[AtCoder] E - Packing Under Range Regulations

 

Key idea: For a given box and a list of balls that can be placed in this box,  we should choose the ball with the smallest R. 

Proof:  say we have box B and ball X and Y with R[X] < R[Y].  If we put ball Y in B, then ball X must be put in another box C, with C > B. There will be 2 cases to consider:

1. R[X] <= C: we can simply swap the position of ball X and Y, without impacting the final answer. 

2. R[X] > C:  we can not put ball X to box C, this will turn the answer from yes to no.

 

Solution:

1. sort all [L, R] in increasing L order. 

2. start from the 1st box, iterate [L, R] ranges from left to right, as long as a ball can be placed in the current box, add the ball's right bound R to a min heap H. 

optimization: there are up to 10^9 boxes, so incrementing the current box number by 1 at a time is too slow. There are only up to 2 * 10^5 balls, so most of the 10^9 boxes will be unoccupied. 

To speed up this simulation process, we check if the min heap H is empty before we try to add balls' right bound R to H.

If H is empty, it means no balls can be placed to any of the boxes in [current box,  current unprocessed box's L - 1], we can simply set the current box number to be current unprocessed box's L.

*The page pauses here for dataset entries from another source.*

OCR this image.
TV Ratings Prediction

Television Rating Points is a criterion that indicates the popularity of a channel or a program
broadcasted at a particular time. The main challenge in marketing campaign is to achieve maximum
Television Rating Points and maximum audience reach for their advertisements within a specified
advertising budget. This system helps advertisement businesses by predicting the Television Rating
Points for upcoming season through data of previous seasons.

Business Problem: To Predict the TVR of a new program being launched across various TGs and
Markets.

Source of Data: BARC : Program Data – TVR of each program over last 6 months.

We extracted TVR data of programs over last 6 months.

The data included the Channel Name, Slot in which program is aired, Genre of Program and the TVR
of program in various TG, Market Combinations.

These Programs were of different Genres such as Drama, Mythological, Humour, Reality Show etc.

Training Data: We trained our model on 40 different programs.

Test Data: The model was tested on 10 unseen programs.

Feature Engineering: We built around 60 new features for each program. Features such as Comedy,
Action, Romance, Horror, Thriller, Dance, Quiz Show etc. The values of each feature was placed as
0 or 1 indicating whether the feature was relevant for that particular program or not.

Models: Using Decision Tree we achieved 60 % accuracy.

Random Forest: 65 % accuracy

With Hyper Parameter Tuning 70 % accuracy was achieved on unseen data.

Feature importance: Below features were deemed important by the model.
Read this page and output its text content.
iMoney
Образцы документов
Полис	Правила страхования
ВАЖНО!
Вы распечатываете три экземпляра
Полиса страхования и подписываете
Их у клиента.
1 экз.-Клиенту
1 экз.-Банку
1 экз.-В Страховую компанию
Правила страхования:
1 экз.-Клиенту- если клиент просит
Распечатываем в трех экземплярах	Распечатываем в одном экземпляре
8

3. pick the ball with the smallest R from the min heap and try to put it in the current box. If impossible, the answer is No. Otherwise move to the next box. 

 

    static void solve(int testCnt) {
        for (int testNumber = 0; testNumber < testCnt; testNumber++) {
            int n = in.nextInt();
            int[][] a = new int[n][];
            for(int i = 0; i < n; i++) {
                a[i] = in.nextIntArrayPrimitive(2);
            }
            Arrays.sort(a, (e1, e2) -> {
                if(e1[0] != e2[0]) {
                    return e1[0] - e2[0];
                }
                return e1[1] - e2[1];
            });
            //process all ranges from left to right and keep the current box number
            //if the current box number == the current left bound of a range, add the current ball's right bound to a min heap

            boolean ans = true;
            int currBoxNum = 1;
            PriorityQueue<Integer> rightBoundOfBallsToBePlaced = new PriorityQueue<>();
            int i = 0;
            while(i < n) {
                if(rightBoundOfBallsToBePlaced.size() == 0) {
                    currBoxNum = a[i][0];
                }
                while(i < n && a[i][0] == currBoxNum) {
                    rightBoundOfBallsToBePlaced.add(a[i][1]);
                    i++;
                }
                if(rightBoundOfBallsToBePlaced.size() > 0) {
                    if(rightBoundOfBallsToBePlaced.peek() < currBoxNum) {
                        ans = false;
                        break;
                    }
                    rightBoundOfBallsToBePlaced.poll();
                    currBoxNum++;
                }
            }
            while(rightBoundOfBallsToBePlaced.size() > 0 && rightBoundOfBallsToBePlaced.peek() >= currBoxNum) {
                rightBoundOfBallsToBePlaced.poll();
                currBoxNum++;
            }
            ans &= rightBoundOfBallsToBePlaced.size() == 0;
            out.println(ans ? "Yes" : "No");
        }
        out.close();
    }